The Month That Was-May 2017

The Month That Was-May 2017


In last month’s commentary, we discussed how April was a quiet month on the Political Front, which allowed markets to focus on Fundamentals such as earnings and economic conditions. All was quiet in Washington early in May until a story broke about our President’s possible inappropriate involvement with Russia, leading many investors to speculate that imminent impeachment was a possibility. Markets reacted with an almost 2% drop in the middle of the month. However, the downdraft was short-lived and markets recovered and closed up 1% for the month.

We feel that something veteran Market Strategist and market observer Byron Wien pointed out in a CNBC interview a couple weeks ago helps explain the current dynamics quite well. He ranked, in order of importance to markets, the following items:
1. Earnings
2. Interest rates
3. Economy
4. Washington

If we walk through these factors, we see a pretty solid basis for the continued upward creep of the markets. As we had discussed in April, corporate earnings have been solid as of late, with a general rise in earnings this season of more than 10%. On the interest rate front, rates have remained stable and traded around lower levels of their recent range. This stability was welcomed by markets.

As for the economy, there remains a basis for the consensus view of continued modest growth. As those who receive our daily emails are by now accustomed to hearing, US economic data released this month consistently fell into the “a bit less than expected but solidly expansionary” category. Global data has been even stronger. Accordingly, the economy continues on a solid, if unspectacular, growth trajectory with European economies leading the way.

Finally, drama in Washington may lead many observers to infer that a weakened Presidency will reduce the probability of passing the pro-growth agenda set forth. However, to the extent that this has already been recognized as a possibility and thus discounted by the markets, that is not necessarily a negative. We believe that markets cannot price in any imminent "pro-growth" agenda policies as it is becoming increasingly clear that nothing is actually imminent. While markets generally hate uncertainty, this is a different type of uncertainty: one with a cautious optimism about a positive outcome and a worst case scenario of status quo.

CLOSED-END FUND (CEF) COMMENTARY: Are Discounts Topping Out?
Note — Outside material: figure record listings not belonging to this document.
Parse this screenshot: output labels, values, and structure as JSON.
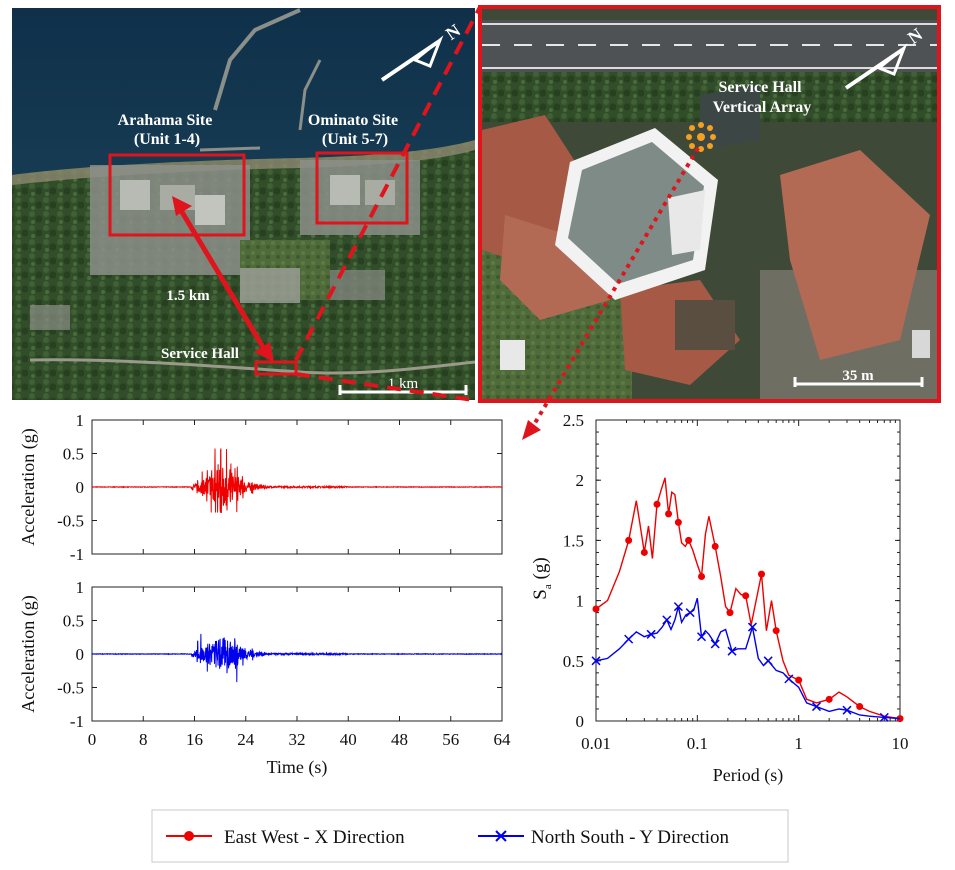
{
  "map": {
    "site1_label": [
      "Arahama Site",
      "(Unit 1-4)"
    ],
    "site2_label": [
      "Ominato Site",
      "(Unit 5-7)"
    ],
    "distance_label": "1.5 km",
    "service_hall_label": "Service Hall",
    "scale_label": "1 km",
    "north_label": "N"
  },
  "inset": {
    "array_label": [
      "Service Hall",
      "Vertical Array"
    ],
    "scale_label": "35 m",
    "north_label": "N"
  },
  "colors": {
    "ew": "#ee0000",
    "ns": "#0000ee",
    "highlight": "#e0141c",
    "marker": "#f5a020"
  },
  "chart_data": [
    {
      "type": "line",
      "name": "ew-time-history",
      "xlabel": "",
      "ylabel": "Acceleration (g)",
      "xlim": [
        0,
        64
      ],
      "ylim": [
        -1,
        1
      ],
      "xticks": [
        "0",
        "8",
        "16",
        "24",
        "32",
        "40",
        "48",
        "56",
        "64"
      ],
      "yticks": [
        "1",
        "0.5",
        "0",
        "-0.5",
        "-1"
      ],
      "events": [
        {
          "t": 16.5,
          "a": 0.12
        },
        {
          "t": 17.2,
          "a": 0.18
        },
        {
          "t": 18.0,
          "a": 0.32
        },
        {
          "t": 18.6,
          "a": -0.3
        },
        {
          "t": 19.2,
          "a": 0.42
        },
        {
          "t": 19.6,
          "a": -0.38
        },
        {
          "t": 20.1,
          "a": 0.75
        },
        {
          "t": 20.5,
          "a": -0.3
        },
        {
          "t": 21.0,
          "a": 0.4
        },
        {
          "t": 21.6,
          "a": -0.28
        },
        {
          "t": 22.3,
          "a": 0.25
        },
        {
          "t": 22.6,
          "a": -0.38
        },
        {
          "t": 23.5,
          "a": 0.2
        },
        {
          "t": 25.0,
          "a": 0.1
        }
      ],
      "peak": 0.75,
      "trough": -0.38
    },
    {
      "type": "line",
      "name": "ns-time-history",
      "xlabel": "Time (s)",
      "ylabel": "Acceleration (g)",
      "xlim": [
        0,
        64
      ],
      "ylim": [
        -1,
        1
      ],
      "xticks": [
        "0",
        "8",
        "16",
        "24",
        "32",
        "40",
        "48",
        "56",
        "64"
      ],
      "yticks": [
        "1",
        "0.5",
        "0",
        "-0.5",
        "-1"
      ],
      "events": [
        {
          "t": 16.5,
          "a": 0.2
        },
        {
          "t": 17.0,
          "a": 0.22
        },
        {
          "t": 18.0,
          "a": -0.18
        },
        {
          "t": 19.0,
          "a": 0.2
        },
        {
          "t": 20.0,
          "a": 0.16
        },
        {
          "t": 21.0,
          "a": 0.25
        },
        {
          "t": 21.8,
          "a": -0.2
        },
        {
          "t": 22.3,
          "a": 0.3
        },
        {
          "t": 22.6,
          "a": -0.42
        },
        {
          "t": 23.5,
          "a": 0.12
        },
        {
          "t": 25.0,
          "a": 0.08
        }
      ],
      "peak": 0.3,
      "trough": -0.42
    },
    {
      "type": "line",
      "name": "response-spectrum",
      "xlabel": "Period (s)",
      "ylabel": "S",
      "ylabel_sub": "a",
      "ylabel_unit": "(g)",
      "xscale": "log",
      "xlim": [
        0.01,
        10
      ],
      "ylim": [
        0,
        2.5
      ],
      "xticks": [
        "0.01",
        "0.1",
        "1",
        "10"
      ],
      "yticks": [
        "0",
        "0.5",
        "1",
        "1.5",
        "2",
        "2.5"
      ],
      "series": [
        {
          "name": "East West - X Direction",
          "marker": "circle",
          "x": [
            0.01,
            0.013,
            0.017,
            0.021,
            0.025,
            0.027,
            0.03,
            0.033,
            0.036,
            0.04,
            0.044,
            0.048,
            0.052,
            0.056,
            0.06,
            0.065,
            0.07,
            0.076,
            0.082,
            0.09,
            0.1,
            0.11,
            0.12,
            0.13,
            0.15,
            0.17,
            0.19,
            0.21,
            0.24,
            0.27,
            0.3,
            0.34,
            0.38,
            0.43,
            0.48,
            0.54,
            0.6,
            0.7,
            0.8,
            1.0,
            1.2,
            1.5,
            2.0,
            2.5,
            3.0,
            4.0,
            5.0,
            7.0,
            10.0
          ],
          "y": [
            0.93,
            1.0,
            1.24,
            1.5,
            1.83,
            1.65,
            1.4,
            1.62,
            1.35,
            1.8,
            1.92,
            2.02,
            1.72,
            1.9,
            1.88,
            1.65,
            1.48,
            1.45,
            1.5,
            1.42,
            1.3,
            1.2,
            1.55,
            1.7,
            1.45,
            1.2,
            0.95,
            0.9,
            1.1,
            1.05,
            1.04,
            0.8,
            1.0,
            1.22,
            0.75,
            1.0,
            0.75,
            0.5,
            0.38,
            0.34,
            0.18,
            0.15,
            0.18,
            0.24,
            0.2,
            0.12,
            0.08,
            0.04,
            0.02
          ]
        },
        {
          "name": "North South - Y Direction",
          "marker": "x",
          "x": [
            0.01,
            0.013,
            0.017,
            0.021,
            0.025,
            0.03,
            0.035,
            0.04,
            0.045,
            0.05,
            0.055,
            0.06,
            0.065,
            0.07,
            0.077,
            0.085,
            0.092,
            0.1,
            0.11,
            0.12,
            0.13,
            0.15,
            0.17,
            0.19,
            0.22,
            0.25,
            0.3,
            0.35,
            0.4,
            0.45,
            0.5,
            0.6,
            0.7,
            0.8,
            1.0,
            1.2,
            1.5,
            2.0,
            2.5,
            3.0,
            4.0,
            5.0,
            7.0,
            10.0
          ],
          "y": [
            0.5,
            0.52,
            0.6,
            0.68,
            0.74,
            0.7,
            0.72,
            0.73,
            0.78,
            0.84,
            0.76,
            0.84,
            0.95,
            0.82,
            0.88,
            0.9,
            0.92,
            1.02,
            0.7,
            0.75,
            0.72,
            0.64,
            0.74,
            0.76,
            0.58,
            0.6,
            0.6,
            0.78,
            0.52,
            0.46,
            0.5,
            0.42,
            0.4,
            0.35,
            0.28,
            0.15,
            0.12,
            0.08,
            0.1,
            0.09,
            0.05,
            0.04,
            0.03,
            0.02
          ]
        }
      ],
      "legend": "bottom"
    }
  ]
}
It Depends…

This month, as shown in the table above, CEFs continued their general narrowing pattern, if only modestly.  For the calendar year 2017, we have seen a steady generic narrowing across the board, with equity funds narrowing almost four (4) discount points and the average bond fund narrowing a bit more than two (2) points.  While this has been most welcomed, it has led many CEF observers to ask the question:  Have discounts gotten to the point where they may have topped out? 

As with all questions in the economic and investment arena, the short answer is “It Depends.”  More specifically on this issue, it depends upon the timeframe used to gauge historic averages of CEFs.

If one looks simply at the near term, discounts do look a little high.  As shown in the 1 year and 3 year graph above, recent narrowing trends have left CEF discounts at higher levels.   In fact, taking this short term view, CEFs could be seen as potentially overvalued.

However, if one takes a longer term view, things appear to be much different.  In this regard, it is important to point out that over the past decade, CEFs have had two significant pricing dislocations which have led to periods of generic widenings.  In 2013, CEFS had a large widening period relating to the “taper tantrum.”   Also, in 2008, CEFs suffered through a very large widening period, as investors lost confidence in almost all investments.

As shown in the five and ten year charts,  a view of longer term discount averages paints a different picture from a short term look back.  Due to the dislocations discussed above, CEF discounts had been trading at historically depressed levels.  Accordingly, the recent narrowing strength in CEFs can be seen as only a partial recovery.  In this regard, for CEFs to fully recover from the dislocations, even further generic narrowings would need to occur.

So where do we go from here?  At SFS, we believe that the answer to the fundamental question of relative levels of discounts is somewhere in between the two analyses discussed above.  On a purely longer term historical analysis, it appears that CEFs, especially bond funds, have continued upside potential.  However, there have been additional fundamental changes to the CEF marketplace which could affect discount levels overall.  On the positive side, increased demand (higher levels of overall investment) coupled with decreased supply (less CEFs due to mergers and open-endings) would support higher levels.  However, on the negative side, the increased presence and popularity of exchange traded funds (ETFs) as an alternative could lead to decreased demand and support lower overall levels.

At SFS, we primarily favor a reactive approach to discount movements.  That is to say, we prefer to monitor movements in discounts and adapt our trading strategies in lieu of committing to strategies in advance based upon predictions of CEF discount movements.  But that being said, we currently see no reason to believe that CEFs have any distinctly expected directionality.  Under such circumstances, especially when coupled with the current lack of volatility in the markets in general, a plateauing of discounts certainly appears to be a rational expectation for the near to mid-term.